Foi por amor, como dizem. E Ibrahim jura que não tinha outro interesse quando decidiu sair de Cuba para morar no Brasil, a não ser se casar com Marina. Conheceram-se através de um amigo em comum. Apaixonaram-se. Ibrahim cuidou do longo processo burocrático, durante dois anos, para conseguir permissão para sair de Cuba ― e nunca mais voltar. Foi, ou, se quiser, veio, para Curitiba. Chegou e, depois de dois meses, Marina chutou-lhe a bunda: estava desconfiada que Ibrahim estivesse com ela apenas para fugir da Ilha. Ibrahim continuou no Brasil durante seis meses, desorientado e deslumbrado. Não acreditava no que via: na distância entre a realidade brasileira e o que ele aprendeu em cartilhas soviéticas sobre o Brasil. Pessoas normais saiam com os amigos, para beber cerveja boa e barata, e comer com fartura. Tinham carro e televisão, torciam para times de futebol, iam ao cinema. E falavam mal do presidente, em alto e bom som, totalmente despreocupadas com a polícia. O Brasil real não era apenas diferente do descrito pelo seu material didático. Era absolutamente diferente de Cuba. Era, enfim, o paraíso. Ou seria Cuba um inferno ― que, dentro dele, era impossível perceber?

Apesar de todas as qualidades do país, e da sua renovada empolgação com a vida, Ibrahim precisou voltar para Cuba, quando a poupança acabou. Podia, com facilidade, empregar-se numa escola de espanhol, mas não conseguia suportar a idéia de, durante toda a sua vida, ficar distante de sua mãe e dos seus irmãos. Precisava revê-los e contar o que viu. Mas sabia que dificilmente conseguiria sair de Cuba novamente; seria, ainda, observado e perseguido, como dissidente em potencial. Voltou, ou, se quiser, foi, mesmo assim ― para nunca mais voltar. Acabou-se a paixão por Marina. E nasceu em Ibrahim um sentimento inesperado e forte, de profundo amor pelo Brasil. É este o impacto que a liberdade provoca em quem nunca a experimentou: a sensação de nascer de novo. Ibrahim descobriu que, durante toda a sua vida, foi preso e enganado. Sua passagem pelo Brasil foi inesquecível e insubstituível. Ibrahim saiu da caverna.

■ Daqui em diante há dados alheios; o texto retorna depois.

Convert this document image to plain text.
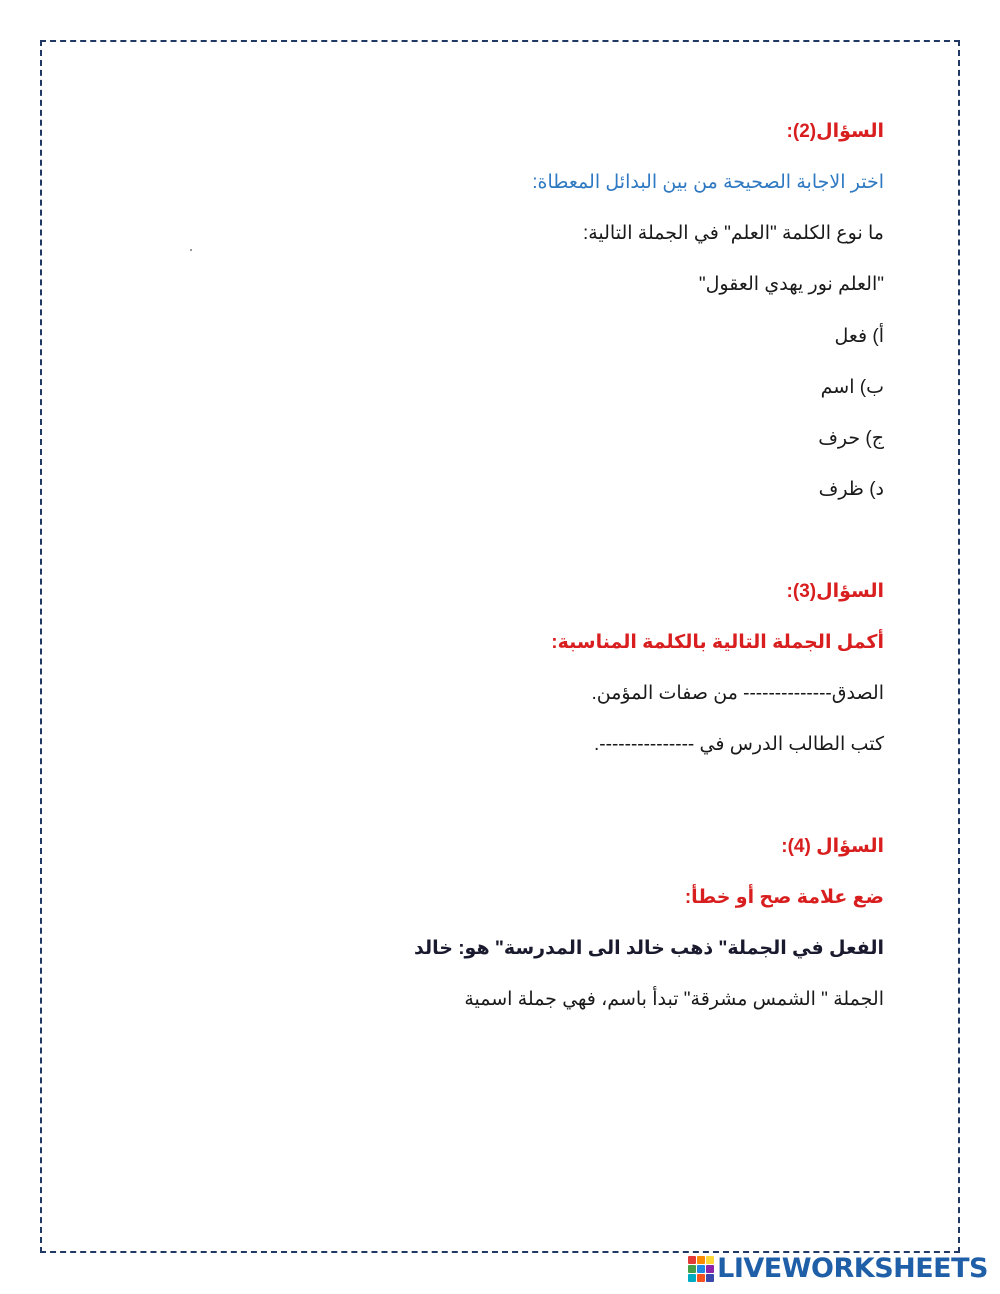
السؤال(2):
اختر الاجابة الصحيحة من بين البدائل المعطاة:
ما نوع الكلمة "العلم" في الجملة التالية:
"العلم نور يهدي العقول"
أ) فعل
ب) اسم
ج) حرف
د) ظرف
السؤال(3):
أكمل الجملة التالية بالكلمة المناسبة:
الصدق-------------- من صفات المؤمن.
كتب الطالب الدرس في ---------------.
السؤال (4):
ضع علامة صح أو خطأ:
الفعل في الجملة" ذهب خالد الى المدرسة" هو: خالد
الجملة " الشمس مشرقة" تبدأ باسم، فهي جملة اسمية
LIVEWORKSHEETS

E voltou para ela. Para viver, agora, sozinho, de lembranças alegres e idéias confusas, produto de sua permanência no Brasil. Não consegue mais aceitar o trabalho de carteiro. Seu único ofício é, durante duas semanas ao ano, os serviços de tradução que presta aos amigos holandeses. Não tem dinheiro para beber cerveja a vinte pesos a latinha. Não tem cinema para assistir. Está cansando da programação dos quatro canais de televisão estatais. Não suporta o incansável discurso comunista do Gramma, jornal oficial de Cuba, que filtra e distorce notícias. Não tem amigos para conversar sobre experiências no exterior. Não recebe notícias de amigos estrangeiros, porque o Comitê Revolucionário do quarteirão censura sua correspondência. E não pode reclamar de nada. Não pode, inclusive, comentar sobre o marasmo que o abate, nem mesmo com familiares. A simples imagem de Fidel Castro, no palco ou na televisão, faz com que Ibrahim trema e sue visivelmente. Sua rotina é um tédio insuportável, a ponto de ele confessar para mim: ou enfrenta o Caribe em uma balsa precária ou, em dois anos, explode seus miolos. Só é possível agüentar o inferno quando nunca se esteve fora dele.

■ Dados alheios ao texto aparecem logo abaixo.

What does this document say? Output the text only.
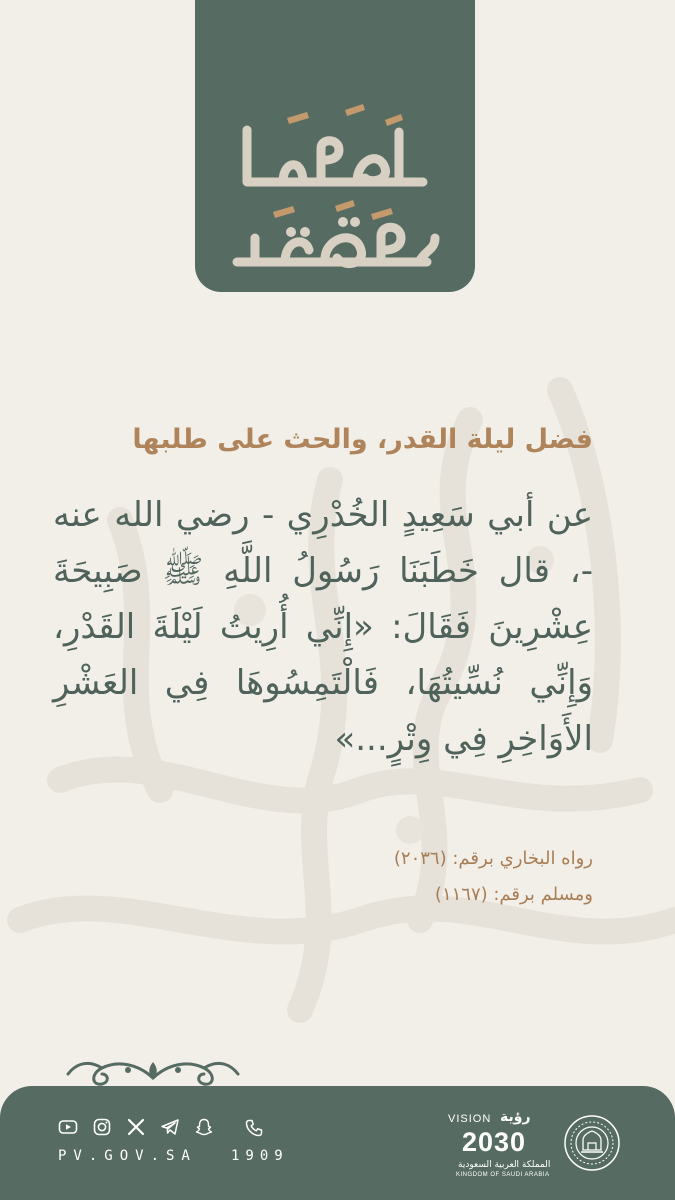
فضل ليلة القدر، والحث على طلبها
عن أبي سَعِيدٍ الخُدْرِي - رضي الله عنه -، قال خَطَبَنَا رَسُولُ اللَّهِ ﷺ صَبِيحَةَ عِشْرِينَ فَقَالَ: «إِنِّي أُرِيتُ لَيْلَةَ القَدْرِ، وَإِنِّي نُسِّيتُهَا، فَالْتَمِسُوهَا فِي العَشْرِ الأَوَاخِرِ فِي وِتْرٍ...»
رواه البخاري برقم: (٢٠٣٦)
ومسلم برقم: (١١٦٧)
PV.GOV.SA 1909
VISION رؤية
2030
المملكة العربية السعودية
KINGDOM OF SAUDI ARABIA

Há exatamente dois anos estive com Ibrahim. E, desde então, não recebi nenhuma notícia sua, apesar das cartas que enviei. Pode estar vivendo com tranqüilidade em Miami; pode estar afogado no Mar do Caribe; e pode ter cometido suicídio. Não sei: mas a alternativa mais provável, considerando o estado em que estava quando nos encontramos, é a última. Não havia, para Ibrahim, expectativa de novidade ou esperança de renovação. 2003 seria necessariamente pior do que 2002, porque, com o tempo, seu espírito estava cada vez mais oco e seco, sugado e esmagado pelo regime a que está submetido. Seu chefe, agora, aliás, vem para o Brasil, prestigiar a eleição de Lula para Presidente da República. Lula ainda admira a Revolução Cubana e respeita a ditadura castrista. O Brasil está cheio de expectativas e esperanças, de palavras sedutoras e bonitas, aguardando, mais uma vez, o sucesso inédito de um governo onipotente. E não percebe o perigo dessa confiança. Pagará por isso. Só espero que não custe a liberdade que nos resta.